In their book GPS Declassified, Eric Frazier and Richard Easton imagine what Captain Cook, who navigated with real stars, might think of this modern technology.
COOK: What use are invisible stars?
COMMANDER: We don’t need to see them. The satellites transmit electromagnetic frequencies…radio signals that our equipment uses to determine our position. Radio signals are very rapid vibrations that our instruments detect with their antennas, which for them are like our ears, but these are not sounds anyone can hear.
COOK: You steer your ship with sounds you cannot hear from stars you cannot see?
That is exactly what we do. Humans can h
ear sound at a range of twenty hertz to twenty kilohertz, but GPS radio signals are much higher than that. Operating at bands of 1,227.6 megahertz and 1,575.42 megahertz, these radio waves, when they reach the ground, aren’t audible to any animal on Earth. Radio signals are incredibly faint. As Carl Sagan once said, “The total energy picked up by all the radio telescopes on the entire planet in all of history is less than the energy of a single snowflake hitting the ground.” That statement was made when he recorded the television show Cosmos in 1980. According to astronomer Frank Drake, who made the original calculation, with the additional radio waves beaming down to Earth since then, the amount might now be equal to “two snowflakes…maybe three.”
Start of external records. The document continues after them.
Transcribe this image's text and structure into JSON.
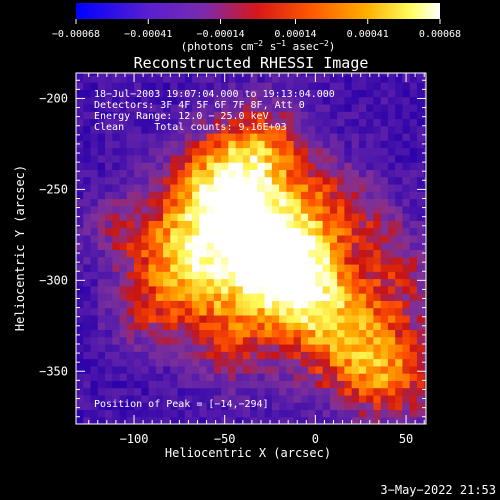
{
  "chart_data": {
    "type": "heatmap",
    "title": "Reconstructed RHESSI Image",
    "xlabel": "Heliocentric X (arcsec)",
    "ylabel": "Heliocentric Y (arcsec)",
    "xlim": [
      -132,
      61
    ],
    "ylim": [
      -379,
      -186
    ],
    "x_ticks": [
      -100,
      -50,
      0,
      50
    ],
    "x_tick_labels": [
      "−100",
      "−50",
      "0",
      "50"
    ],
    "y_ticks": [
      -200,
      -250,
      -300,
      -350
    ],
    "y_tick_labels": [
      "−200",
      "−250",
      "−300",
      "−350"
    ],
    "colorbar": {
      "vmin": -0.00068,
      "vmax": 0.00068,
      "ticks": [
        -0.00068,
        -0.00041,
        -0.00014,
        0.00014,
        0.00041,
        0.00068
      ],
      "tick_labels": [
        "−0.00068",
        "−0.00041",
        "−0.00014",
        "0.00014",
        "0.00041",
        "0.00068"
      ],
      "unit_parts": [
        "(photons cm",
        "−2",
        " s",
        "−1",
        " asec",
        "−2",
        ")"
      ]
    },
    "annotations": [
      "18−Jul−2003 19:07:04.000 to 19:13:04.000",
      "Detectors: 3F 4F 5F 6F 7F 8F, Att 0",
      "Energy Range: 12.0 − 25.0 keV",
      "Clean     Total counts: 9.16E+03"
    ],
    "peak_label": "Position of Peak = [−14,−294]",
    "peak_position": [
      -14,
      -294
    ],
    "peak_value": 0.00068,
    "colormap": "rainbow (blue-purple-red-orange-yellow-white)"
  },
  "footer": {
    "date": "3−May−2022 21:53"
  }
}
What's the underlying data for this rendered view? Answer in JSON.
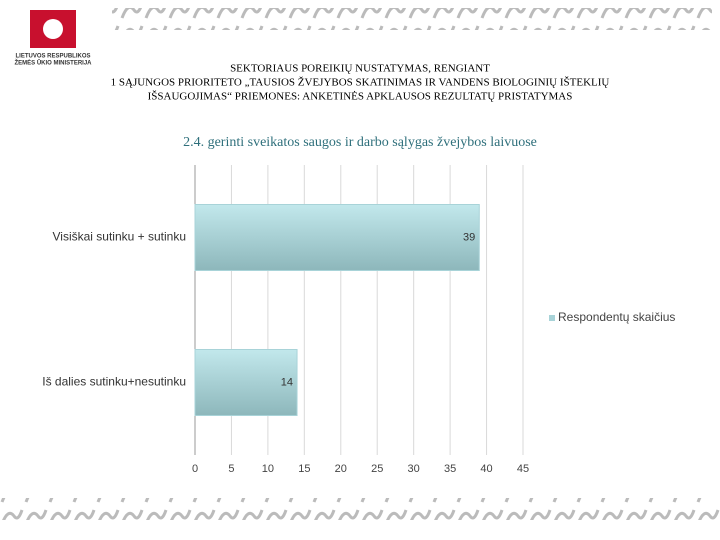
{
  "header": {
    "logo_text": [
      "LIETUVOS RESPUBLIKOS",
      "ŽEMĖS ŪKIO MINISTERIJA"
    ],
    "title": [
      "SEKTORIAUS POREIKIŲ NUSTATYMAS, RENGIANT",
      "1 SĄJUNGOS PRIORITETO „TAUSIOS ŽVEJYBOS SKATINIMAS IR VANDENS BIOLOGINIŲ IŠTEKLIŲ",
      "IŠSAUGOJIMAS“ PRIEMONES: ANKETINĖS APKLAUSOS REZULTATŲ PRISTATYMAS"
    ]
  },
  "chart_data": {
    "type": "hbar",
    "title": "2.4. gerinti sveikatos saugos ir darbo sąlygas žvejybos laivuose",
    "categories": [
      "Visiškai sutinku + sutinku",
      "Iš dalies sutinku+nesutinku"
    ],
    "series": [
      {
        "name": "Respondentų skaičius",
        "color": "#a8d3d8",
        "values": [
          39,
          14
        ]
      }
    ],
    "xlim": [
      0,
      45
    ],
    "xticks": [
      0,
      5,
      10,
      15,
      20,
      25,
      30,
      35,
      40,
      45
    ],
    "grid": true,
    "legend": "right"
  }
}
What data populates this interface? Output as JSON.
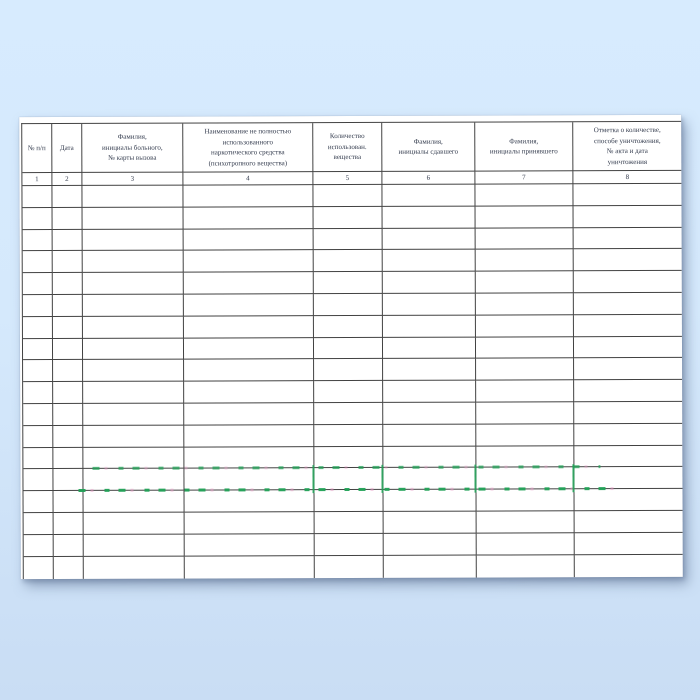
{
  "background": {
    "top_color": "#d7ebfe",
    "bottom_color": "#c9ddf4"
  },
  "paper": {
    "color": "#ffffff",
    "grid_line_color": "#424242",
    "text_color": "#343c4e"
  },
  "table": {
    "columns": [
      {
        "number": "1",
        "header": "№ п/п"
      },
      {
        "number": "2",
        "header": "Дата"
      },
      {
        "number": "3",
        "header": "Фамилия,\nинициалы больного,\n№ карты вызова"
      },
      {
        "number": "4",
        "header": "Наименование не полностью\nиспользованного\nнаркотического средства\n(психотропного вещества)"
      },
      {
        "number": "5",
        "header": "Количество\nиспользован.\nвещества"
      },
      {
        "number": "6",
        "header": "Фамилия,\nинициалы сдавшего"
      },
      {
        "number": "7",
        "header": "Фамилия,\nинициалы принявшего"
      },
      {
        "number": "8",
        "header": "Отметка о количестве,\nспособе уничтожения,\n№ акта и дата\nуничтожения"
      }
    ],
    "empty_rows": 18,
    "cell_values": []
  },
  "watermark": {
    "dash_color": "#21a257",
    "accent_color": "#e7a0c8"
  }
}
Using receivers, however, we are able to pick up the faint waves of these signals as they wash over us. And it’s not just the US complement of satellites we can choose from either. Russia has its GLONASS satellites, the EU has Galileo, and China has its BeiDou system of navigation satellites. Pulling in signals from one or more of these systems, along with a base station at a known position for reference, today’s civilian GPS receivers can now pinpoint your location within 1.5 metres (it had been within an area about the size of a football field in the 1990s).*2
Of course, GPS satellites, which operate at medium Earth orbit (MEO) and circle the planet twice a day, are not the only eyes in the sky. At low Earth orbit (LEO), or an altitude of two thousand kilometres and below, you’ll find the majority of Earth observation satellites. Circling Earth every ninety minutes, these satellites are close to the planet’s surface and are frequently used for meteorology, map-making, and environmental monitoring. Zooming up much higher, to an altitude of 35,786 kilometres is where you’ll find the satellites operating at geosynchronous orbit (GSO) and geostationary Earth orbit (GEO). These satellites are synchronized with the rotational period of the planet *3 and are primarily used for telecommunications, where the signals can be constantly and reliably accessed from the same spot on Earth. As artist and geographer Trevor Paglen points out, geostationary satellites are “thousands of times further away” and “remain locked as man-made moons in perpetual orbit long after their operational lifetimes.” Because they are too far away to bring back down and burn up in the atmosphere, instead, when these satellites reach the end of their lives, operators on Earth use on-board propellant to bump them up three hundred kilometres into what’s known as a graveyard orbit. Paglen notes that here they will stay circling Earth, outlasting the pyramids as remnants of our civilization. Archaeologists of the future will not just dig the earth; they will likely uncover much about the twenty-first-century human record by examining our well-preserved machines looming high up in our space cemeteries.